Brief vom 7. Juli 1777, von Bodmer, J. J. an Sulzer, J. G.

Ort: Zürich
Datum: 7. Juli 1777

Zürch den 7. Jul. 1777.

Ihr Liebster Brief vom 20. Jun. kam nicht von dem kranken Körper sondern von dem muntern geiste. Er sagte mir stark daß Sulzer lebt und nur sein Rok abgenuzt ist. Ich weis nicht wie es kömmt daß mein Rok, den ich ein viertel jahrhundert trug, zwar abgenuzt genug doch noch Regen hält. Doch ich selbst und nicht mein kleid redet izt mit Sulzer. Wir können durch den dienst der feder immer so nahe zueinander kommen wie wenn wir vor einander über sässen, denn wir sähen doch nicht mehr als das bild und hörten nur die töne, die seele sehen und hören wir durch die schrift so richtig wie von den lippen und den Ohren.

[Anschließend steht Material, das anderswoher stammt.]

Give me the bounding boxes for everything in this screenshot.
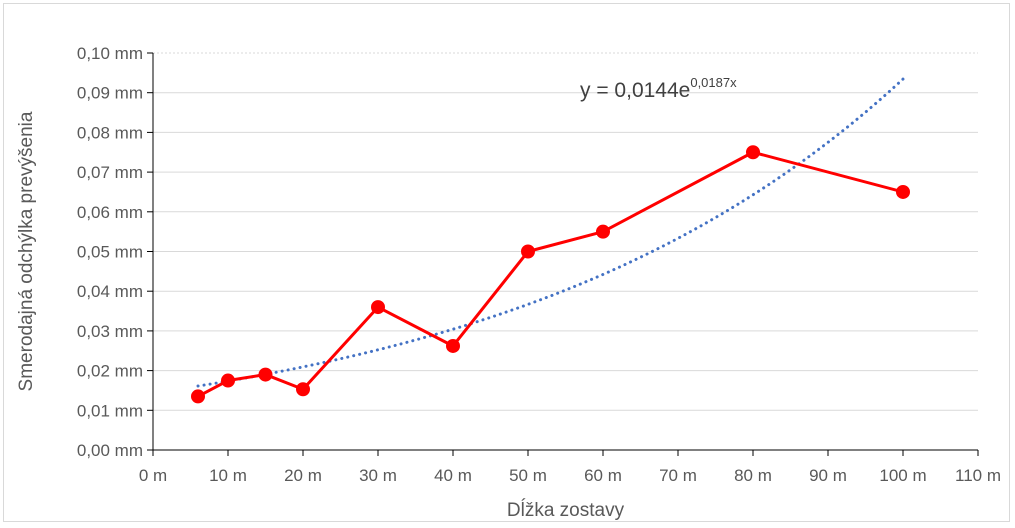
x-tick-label: 100 m bbox=[879, 466, 926, 485]
y-tick-label: 0,03 mm bbox=[77, 322, 143, 341]
data-point bbox=[521, 244, 535, 259]
x-tick-label: 20 m bbox=[284, 466, 322, 485]
trendline-layer bbox=[196, 77, 905, 388]
x-tick-label: 60 m bbox=[584, 466, 622, 485]
y-axis-title: Smerodajná odchýlka prevýšenia bbox=[16, 111, 37, 391]
chart-svg: 0,00 mm 0,01 mm 0,02 mm 0,03 mm 0,04 mm 0,05 … bbox=[16, 44, 1001, 521]
data-point bbox=[746, 145, 760, 160]
x-tick-label: 110 m bbox=[955, 466, 1001, 485]
data-point bbox=[596, 224, 610, 239]
data-point bbox=[896, 184, 910, 199]
y-tick-label: 0,01 mm bbox=[77, 401, 143, 420]
y-tick-label: 0,07 mm bbox=[77, 163, 143, 182]
x-tick-label: 50 m bbox=[509, 466, 547, 485]
trendline-equation-exponent: 0,0187x bbox=[690, 75, 737, 90]
grid-lines bbox=[153, 52, 978, 411]
x-tick-label: 40 m bbox=[434, 466, 472, 485]
y-tick-label: 0,00 mm bbox=[77, 441, 143, 460]
chart-frame: 0,00 mm 0,01 mm 0,02 mm 0,03 mm 0,04 mm 0,05 … bbox=[3, 3, 1010, 522]
data-point bbox=[191, 389, 205, 404]
data-point bbox=[221, 373, 235, 388]
series-layer bbox=[191, 145, 910, 404]
y-tick-label: 0,08 mm bbox=[77, 123, 143, 142]
trendline bbox=[196, 77, 905, 388]
x-tick-label: 80 m bbox=[734, 466, 772, 485]
x-axis-title: Dĺžka zostavy bbox=[507, 499, 625, 521]
y-tick-label: 0,06 mm bbox=[77, 203, 143, 222]
y-tick-label: 0,05 mm bbox=[77, 243, 143, 262]
x-tick-label: 70 m bbox=[659, 466, 697, 485]
data-point bbox=[258, 367, 273, 382]
tick-labels: 0,00 mm 0,01 mm 0,02 mm 0,03 mm 0,04 mm 0,05 … bbox=[77, 44, 1001, 485]
data-point bbox=[446, 338, 460, 353]
series-line bbox=[197, 150, 904, 398]
data-point bbox=[296, 382, 310, 397]
trendline-equation-base: y = 0,0144e bbox=[580, 79, 690, 102]
x-tick-label: 30 m bbox=[359, 466, 397, 485]
y-tick-label: 0,10 mm bbox=[77, 44, 143, 63]
y-tick-label: 0,09 mm bbox=[77, 84, 143, 103]
axes bbox=[147, 52, 979, 456]
y-tick-label: 0,04 mm bbox=[77, 282, 143, 301]
trendline-equation: y = 0,0144e0,0187x bbox=[580, 75, 737, 102]
data-point bbox=[371, 300, 385, 315]
y-tick-label: 0,02 mm bbox=[77, 362, 143, 381]
x-tick-label: 0 m bbox=[139, 466, 167, 485]
x-tick-label: 90 m bbox=[809, 466, 847, 485]
x-tick-label: 10 m bbox=[209, 466, 247, 485]
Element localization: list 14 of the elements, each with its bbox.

Aber was kann ich Ihnen mein Liebster sagen, als was den Wehrt es zu hören von Ihrer Liebe und Güte haben muß. Dünkt es Ihnen der Mühe wehrt zu lesen, daß die Cantons den bund mit dem König geschlossen, der alle Cantons dans une seule et même alliance vereinigen soll? Wir guten Zürcher möchten durch disen ausdruk das elende Bündniß der Catholischen stände von 1715 vereitelt haben. Wir versprechen 6000. freywilligen wenn der König in seinem Reich angegriffen wird; und wir meinen daß dieses uns nicht aus der Neutralität heraus seze.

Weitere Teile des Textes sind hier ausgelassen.